Today, I am retired. However, I try to complete two tasks each and every day. I try to do something kind for a deserving individual every day. Secondly, I try to learn new things each and every day. Since I have a modest amount of funds invested in the stock market, I have studied economics, international economics, finance, and international finance for many years. I study on my own and I would estimate that I have increased my knowledge in business by at least by twenty fold since I obtained my MBA degree.
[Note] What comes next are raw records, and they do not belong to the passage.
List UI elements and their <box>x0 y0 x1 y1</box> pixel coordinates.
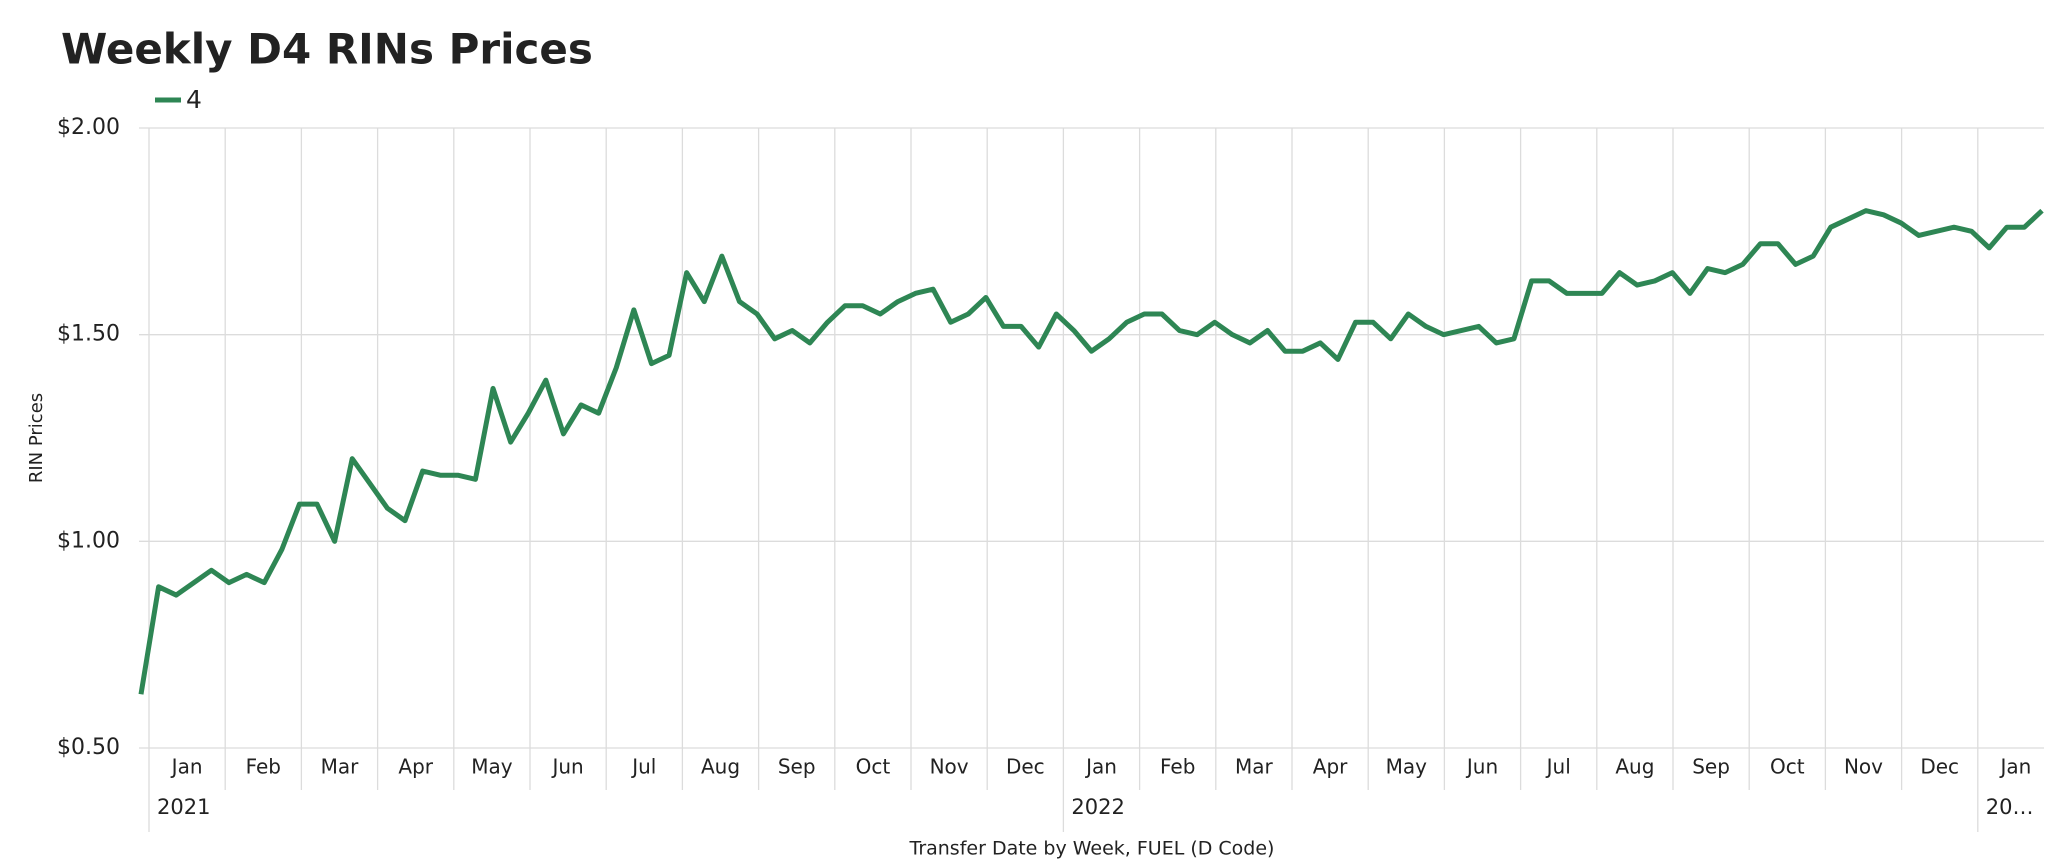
x-tick-label: May <box>471 755 513 779</box>
y-tick-label: $1.00 <box>57 528 120 553</box>
x-tick-label: Nov <box>1844 755 1883 779</box>
x-tick-label: Jun <box>1465 755 1498 779</box>
x-tick-label: Sep <box>1692 755 1730 779</box>
x-tick-label: Feb <box>1160 755 1195 779</box>
x-tick-label: Apr <box>1313 755 1348 779</box>
x-tick-label: Dec <box>1006 755 1045 779</box>
x-tick-label: Sep <box>778 755 816 779</box>
y-axis-title: RIN Prices <box>26 393 47 483</box>
year-label: 2022 <box>1071 795 1124 819</box>
x-tick-label: Oct <box>856 755 891 779</box>
x-tick-label: Aug <box>701 755 740 779</box>
x-tick-label: Jun <box>550 755 583 779</box>
x-tick-label: May <box>1386 755 1428 779</box>
x-tick-label: Jan <box>1084 755 1117 779</box>
x-tick-label: Jul <box>630 755 656 779</box>
price-line <box>138 208 2044 695</box>
x-tick-label: Jul <box>1545 755 1571 779</box>
x-tick-label: Mar <box>1235 755 1274 779</box>
x-tick-label: Nov <box>930 755 969 779</box>
x-tick-label: Oct <box>1770 755 1805 779</box>
y-tick-label: $1.50 <box>57 322 120 347</box>
y-tick-label: $0.50 <box>57 735 120 760</box>
x-tick-label: Jan <box>170 755 203 779</box>
legend-label: 4 <box>186 85 202 114</box>
x-tick-label: Aug <box>1615 755 1654 779</box>
x-axis-title: Transfer Date by Week, FUEL (D Code) <box>909 838 1275 860</box>
chart-title: Weekly D4 RINs Prices <box>61 25 593 74</box>
x-tick-label: Jan <box>1998 755 2031 779</box>
x-tick-label: Feb <box>246 755 281 779</box>
y-tick-label: $2.00 <box>57 115 120 140</box>
x-tick-label: Mar <box>321 755 360 779</box>
x-tick-label: Apr <box>398 755 433 779</box>
year-label: 2021 <box>157 795 210 819</box>
year-label: 20… <box>1986 795 2034 819</box>
x-tick-label: Dec <box>1920 755 1959 779</box>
There are a number of countries around the world that each have their own national debt just like the U.S. has a National Debt. In order to finance a national debt, each country must pay interest to individuals, corporations, hedge funds, and other entities that buy some of the debt. When world interest rates are high, a country must pay more money in interest to finance their debt.
Banks also pay individuals interest on some or all of the funds deposited by individuals. Banks make money by paying little interest to depositors and then lend out some of their reserves at a higher interest rate. Also, there are many federal laws that regulate banks in the U.S. and other countries have their own set of rules.
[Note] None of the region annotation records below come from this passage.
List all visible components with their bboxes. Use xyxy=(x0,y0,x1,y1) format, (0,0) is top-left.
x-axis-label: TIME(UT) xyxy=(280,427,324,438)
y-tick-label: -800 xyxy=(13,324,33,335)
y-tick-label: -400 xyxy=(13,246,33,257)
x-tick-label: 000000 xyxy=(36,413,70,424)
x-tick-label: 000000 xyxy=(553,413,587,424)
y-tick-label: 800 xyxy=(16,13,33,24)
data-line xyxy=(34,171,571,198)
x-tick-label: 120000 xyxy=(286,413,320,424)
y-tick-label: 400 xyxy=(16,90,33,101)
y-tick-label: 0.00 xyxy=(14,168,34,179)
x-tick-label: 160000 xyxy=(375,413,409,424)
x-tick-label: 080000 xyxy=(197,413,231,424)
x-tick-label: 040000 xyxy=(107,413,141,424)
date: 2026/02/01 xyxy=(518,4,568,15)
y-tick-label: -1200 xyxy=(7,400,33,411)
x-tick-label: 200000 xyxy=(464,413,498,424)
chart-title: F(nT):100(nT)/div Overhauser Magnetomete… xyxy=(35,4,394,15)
Now here is the issue and the main purpose of this article. Some countries allow NEGATIVE INTEREST RATES. The definition of a NEGATIVE INTEREST RATE exists when a central bank sets the overnight interest rate to a number LESS THAN ZERO. In essence banks are charging their depositors money just to deposit funds in a bank.
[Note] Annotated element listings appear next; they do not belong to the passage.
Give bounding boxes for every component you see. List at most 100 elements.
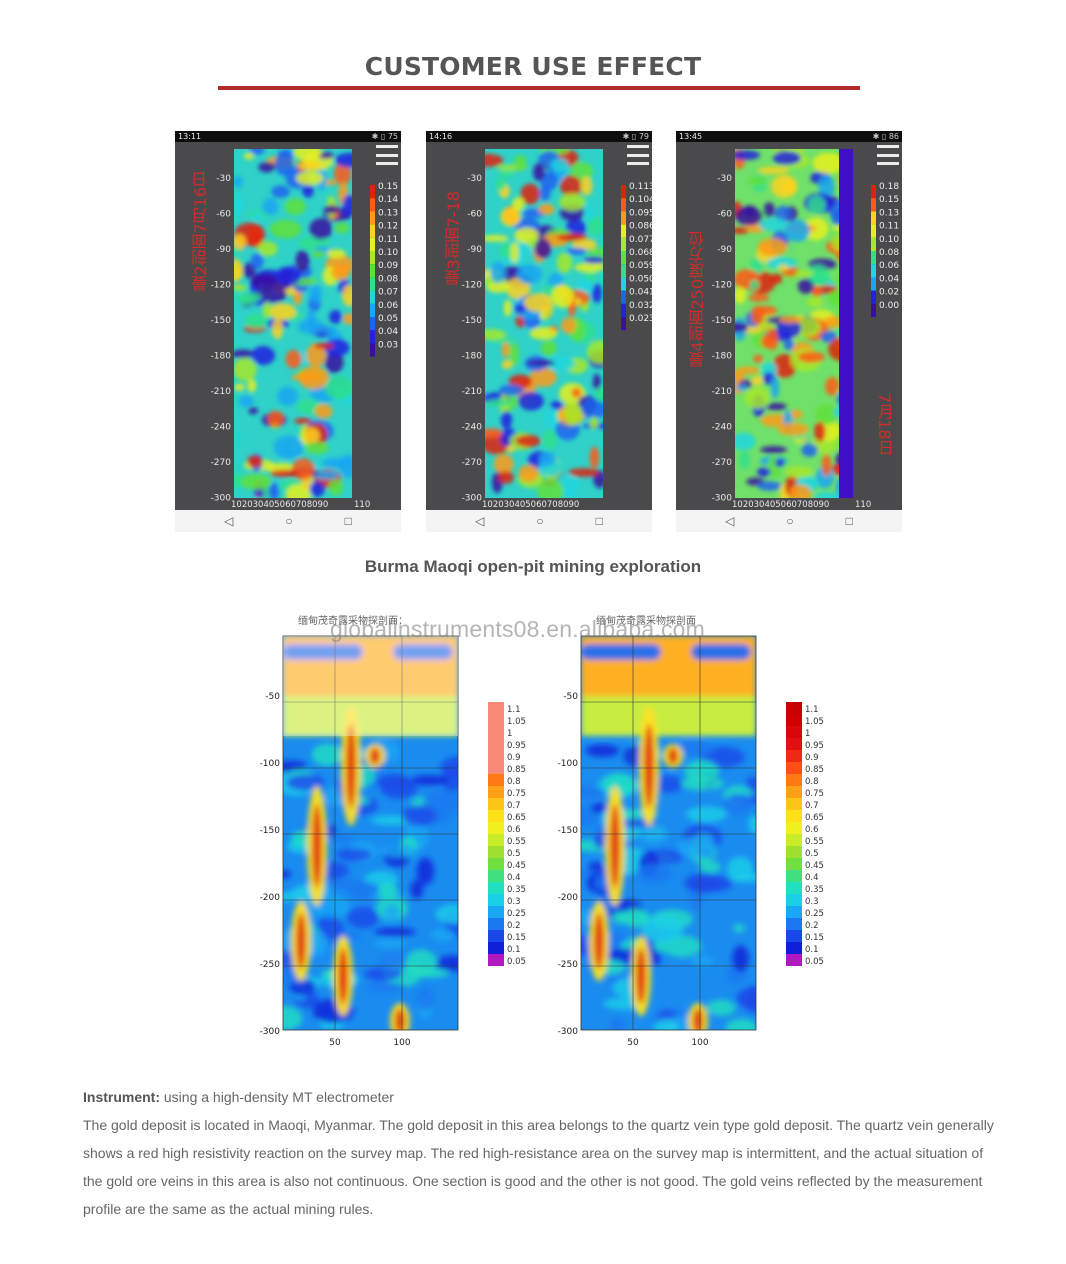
contour-blob	[262, 197, 279, 216]
contour-blob	[325, 834, 353, 843]
contour-blob	[306, 343, 327, 367]
contour-blob	[497, 171, 515, 178]
instrument-label: Instrument:	[83, 1089, 160, 1105]
legend-swatch	[621, 237, 626, 251]
recents-icon[interactable]: □	[845, 514, 853, 528]
home-icon[interactable]: ○	[536, 514, 544, 528]
legend-swatch	[488, 762, 504, 774]
contour-blob	[293, 149, 322, 162]
x-tick-label-end: 110	[354, 500, 370, 510]
menu-icon[interactable]	[627, 145, 649, 165]
contour-blob	[636, 948, 646, 1004]
contour-blob	[283, 1006, 303, 1030]
legend-swatch	[786, 750, 802, 762]
contour-blob	[583, 256, 603, 264]
contour-blob	[777, 422, 809, 436]
legend-swatch	[370, 237, 375, 251]
y-tick-label: -270	[211, 458, 232, 468]
contour-blob	[323, 338, 350, 357]
contour-blob	[501, 359, 513, 370]
legend-label: 0.050	[629, 274, 652, 284]
recents-icon[interactable]: □	[344, 514, 352, 528]
contour-blob	[680, 776, 724, 791]
contour-blob	[268, 303, 297, 321]
battery-level: 79	[638, 132, 649, 141]
legend-label: 0.06	[378, 301, 398, 311]
legend-swatch	[370, 277, 375, 291]
legend-swatch	[786, 894, 802, 906]
menu-icon[interactable]	[376, 145, 398, 165]
android-nav-bar: ◁ ○ □	[426, 510, 652, 532]
legend-label: 0.8	[507, 777, 521, 787]
contour-blob	[514, 155, 527, 171]
legend-label: 0.023	[629, 314, 652, 324]
contour-blob	[580, 176, 593, 196]
contour-blob	[252, 212, 264, 221]
legend-swatch	[488, 774, 504, 786]
legend-swatch	[871, 198, 876, 212]
legend-swatch	[370, 264, 375, 278]
contour-blob	[594, 387, 603, 403]
legend-label: 0.15	[378, 182, 398, 192]
contour-blob	[277, 386, 299, 406]
contour-blob	[581, 397, 603, 420]
contour-blob	[622, 908, 650, 928]
contour-blob	[766, 256, 798, 270]
y-tick-label: -90	[717, 245, 732, 255]
contour-blob	[283, 892, 297, 902]
contour-blob	[311, 250, 326, 258]
legend-swatch	[786, 942, 802, 954]
contour-blob	[735, 150, 761, 161]
map-frame	[580, 635, 757, 1031]
contour-blob	[751, 305, 765, 325]
contour-blob	[668, 747, 678, 765]
contour-blob	[234, 176, 243, 188]
menu-icon[interactable]	[877, 145, 899, 165]
legend-label: 1	[507, 729, 512, 739]
contour-blob	[540, 171, 559, 191]
back-icon[interactable]: ◁	[725, 514, 735, 528]
contour-blob	[518, 464, 539, 483]
legend-label: 0.1	[805, 945, 819, 955]
contour-blob	[788, 409, 803, 419]
y-tick-label: -100	[260, 759, 281, 769]
back-icon[interactable]: ◁	[224, 514, 234, 528]
legend-label: 0.4	[507, 873, 521, 883]
contour-blob	[589, 446, 600, 469]
contour-blob	[783, 338, 795, 351]
status-bar: 14:16 ✱ ▯ 79	[426, 131, 652, 142]
contour-blob	[544, 408, 558, 430]
back-icon[interactable]: ◁	[475, 514, 485, 528]
contour-blob	[725, 1018, 756, 1030]
home-icon[interactable]: ○	[786, 514, 794, 528]
legend-swatch	[621, 211, 626, 225]
y-tick-label: -30	[216, 174, 231, 184]
legend-label: 0.65	[507, 813, 526, 823]
contour-blob	[234, 195, 244, 215]
legend-swatch	[786, 918, 802, 930]
legend-label: 0.85	[805, 765, 824, 775]
legend-swatch	[621, 224, 626, 238]
contour-blob	[323, 205, 339, 214]
contour-blob	[267, 410, 285, 428]
contour-blob	[547, 356, 575, 371]
y-tick-label: -180	[462, 352, 483, 362]
contour-blob	[684, 760, 719, 783]
contour-blob	[304, 427, 320, 445]
description: Instrument: using a high-density MT elec…	[83, 1083, 1003, 1223]
contour-blob	[550, 158, 569, 172]
contour-blob	[571, 387, 582, 399]
contour-blob	[262, 301, 272, 318]
contour-blob	[373, 938, 408, 949]
home-icon[interactable]: ○	[285, 514, 293, 528]
contour-blob	[393, 644, 453, 660]
legend-swatch	[871, 277, 876, 291]
legend-swatch	[786, 858, 802, 870]
contour-blob	[540, 340, 557, 356]
contour-blob	[234, 357, 257, 382]
contour-blob	[751, 375, 764, 386]
contour-blob	[683, 873, 722, 893]
section-heading: CUSTOMER USE EFFECT	[364, 52, 702, 81]
contour-blob	[586, 340, 603, 364]
recents-icon[interactable]: □	[595, 514, 603, 528]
In my view, negative interest rates indicate a failure of a country’s central banking system to correctly manage the money supply and also to seriously damage the operations of a free market.
President Trump published the following tweet on 9/11/2019: ” … The USA should always be paying the lowest rate. No inflation ! It is only the naivete of Jay Powell and the Federal Reserve that doesn’t allow us to do what other countries are doing. A once in a lifetime opportunity that we are missing because of “Boneheads.”
I admire many things that President Trump has done for the U.S. However, President Trump is not always correct. This tweet is in effect giving the nod to negative interest rates in the U.S. If President Trump continues to encourage the concept of negative interest rates in the U.S., I believe that it will destroy President Trump politically and undo many of his achievements. Also, I would remind my President that he appointed Jay Powell to the Fed. Yes, lowering interest rates to 0% would save a great deal of money in interest payments on our national debt, but it would damage the economy of the U.S. in at least six other areas and could bring on a world depression.
If the President truly believes in his tweet, I believe that he should speak directly to the American People using television time that a president can request. I would respectfully remind the President that just because other countries are mismanaging their economies that does not empower the U.S. to make the same mistakes.
R. Van Conoley ( Editor’s Note: 1) The members of the Fed are designed to work directly for the American People and it is not within the President’s authority to attempt to intimidate the Fed. 2) Solid banking laws that have proved very efficient for decades since FDR was president have been foolishly modified by George W. Bush with assistance from Barack Obama. 3) Also, cryptocurrencies have come into existence and they are weapons of financial destruction and the laws that regulate our economy do not adequately address cryptocurrency.)